The JSE-listed group in February concluded the sale of its sole operating asset subsidiary Blazeway Engineering, which owns Newcastle Cogeneration (NewCogen), to Sloane Corporation and, in effect, transitioned into an Aim Rule 15 cash shell.

The sale had allowed the South African operating subsidiary to avoid entering business rescue in the absence of other funding options in a tight timeframe and had raised much-needed working capital.

Ipsa’s already tight working capital and creditor pressure had deteriorated further after a mechanical failure of one of NewCogen’s gas turbines in November last year, leaving the group heavily reliant on the leniency of its creditors as it sought out suitable funding solutions.

Efforts will continue in the sale of Ipsa’s balance of plant in store in Italy, the company said on Friday.

Further, the company, which had also been unable to clarify its financial position within a stipulated period, said in an update to shareholders that it would continue to explore means of realising shareholder value through a corporate transaction with another UK entity.

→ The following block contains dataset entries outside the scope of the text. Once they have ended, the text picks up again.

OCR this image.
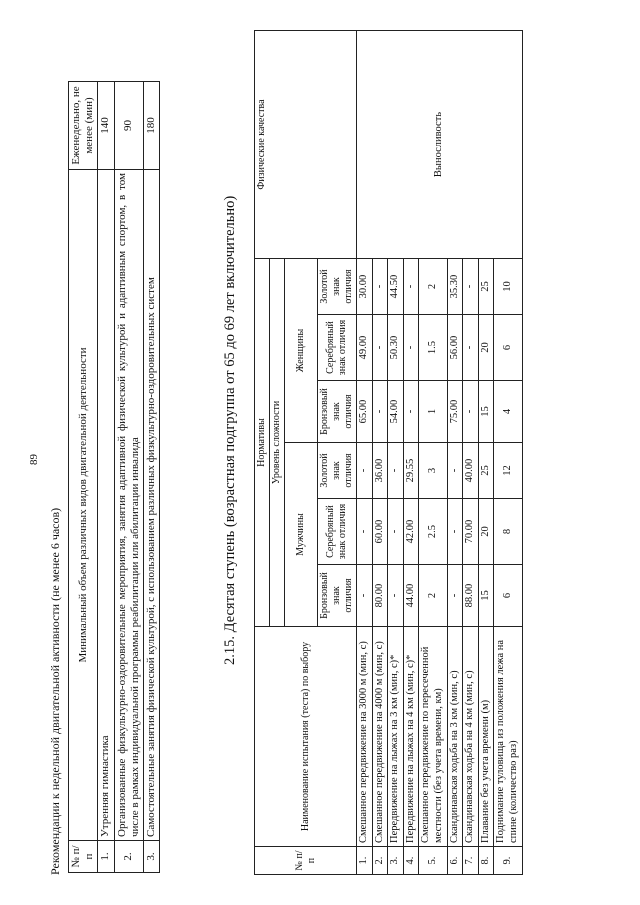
89
Рекомендации к недельной двигательной активности (не менее 6 часов) № п/п	Минимальный объем различных видов двигательной деятельности	Еженедельно, не менее (мин)
1.	Утренняя гимнастика	140
2.	Организованные физкультурно-оздоровительные мероприятия, занятия адаптивной физической культурой и адаптивным спортом, в том числе в рамках индивидуальной программы реабилитации или абилитации инвалида	90
3.	Самостоятельные занятия физической культурой, с использованием различных физкультурно-оздоровительных систем	180
2.15. Десятая ступень (возрастная подгруппа от 65 до 69 лет включительно)
№ п/п	Наименование испытания (теста) по выбору	Нормативы						Физические качества
		Уровень сложности						
		Мужчины			Женщины			
		Бронзовый знак отличия	Серебряный знак отличия	Золотой знак отличия	Бронзовый знак отличия	Серебряный знак отличия	Золотой знак отличия	
1.	Смешанное передвижение на 3000 м (мин, с)	-	-	-	65.00	49.00	30.00	Выносливость
2.	Смешанное передвижение на 4000 м (мин, с)	80.00	60.00	36.00	-	-	-	
3.	Передвижение на лыжах на 3 км (мин, с)*	-	-	-	54.00	50.30	44.50	
4.	Передвижение на лыжах на 4 км (мин, с)*	44.00	42.00	29.55	-	-	-	
5.	Смешанное передвижение по пересеченной местности (без учета времени, км)	2	2.5	3	1	1.5	2	
6.	Скандинавская ходьба на 3 км (мин, с)	-	-	-	75.00	56.00	35.30	
7.	Скандинавская ходьба на 4 км (мин, с)	88.00	70.00	40.00	-	-	-	
8.	Плавание без учета времени (м)	15	20	25	15	20	25	
9.	Поднимание туловища из положения лежа на спине (количество раз)	6	8	12	4	6	10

“Ipsa may wish to seek to return to the market at a future date when the balance of plant has occurred and creditors have been paid and a corporate acquisition has been concluded,” Ipsa said in a statement.

Sloane Corporation, which is owned and operated by former Ipsa director Peter Earl, acquired Blazeway for £1.86-million, with £50 000 paid in cash and the balance settled through noncash considerations.